Auch wenn ich hier von viel Strategie spreche muss man sich nicht vor dem Spiel fürchten. Es ist ein komplexes Spiel ohne großen Glücksfaktor, welches aber gut gegliedert und nach der ersten Runde schnell verständlich und selbsterklärend ist. Die Anleitung ist gut aufgebaut und ermöglicht einen relativ leichten Einstieg ohne viele Fragen.

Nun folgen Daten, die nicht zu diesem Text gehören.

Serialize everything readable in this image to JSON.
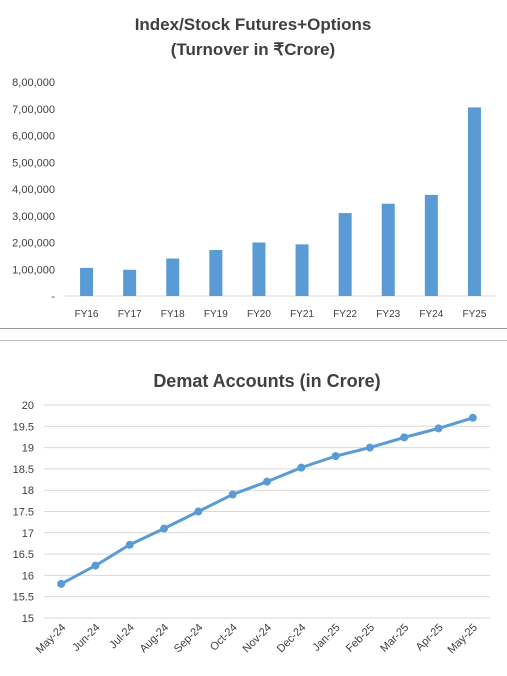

Besonders positiv ist der beidseitig bedruckte Spielplan. Dieses Spiel ist für die 2 Spieler Variante extra ausbalanciert und mit einem eigenen Spielplan ausgestattet. Doch ist und bleibt die optimale Spielerzahl bei 4-Spielern. Dadurch entsteht der erforderliche Druck auch selbst Startspieler werden zu müssen, um seine erforderlichen Aktionen als erster ausführen zu können.
Ein kleines Manko ist die Zwischenwertung, die Mathematikern viel Freude und dem Rest der Welt Verzweiflung bereitet. Gerne verrechnet man sich hier und übersieht auch mal den einen oder anderen Punkt auf seinem Tableau. Aber diese hohe Varianz seine Siegpunkte zu modifizieren, machen dieses Spiel gerade interessant.
Ganz klar ist „Russian Railroads“ ein schönes Kennerspiel welches nicht nur einmal auf den Spieltisch kommt und ein Muss für jeden Worker Placement Strategen ist.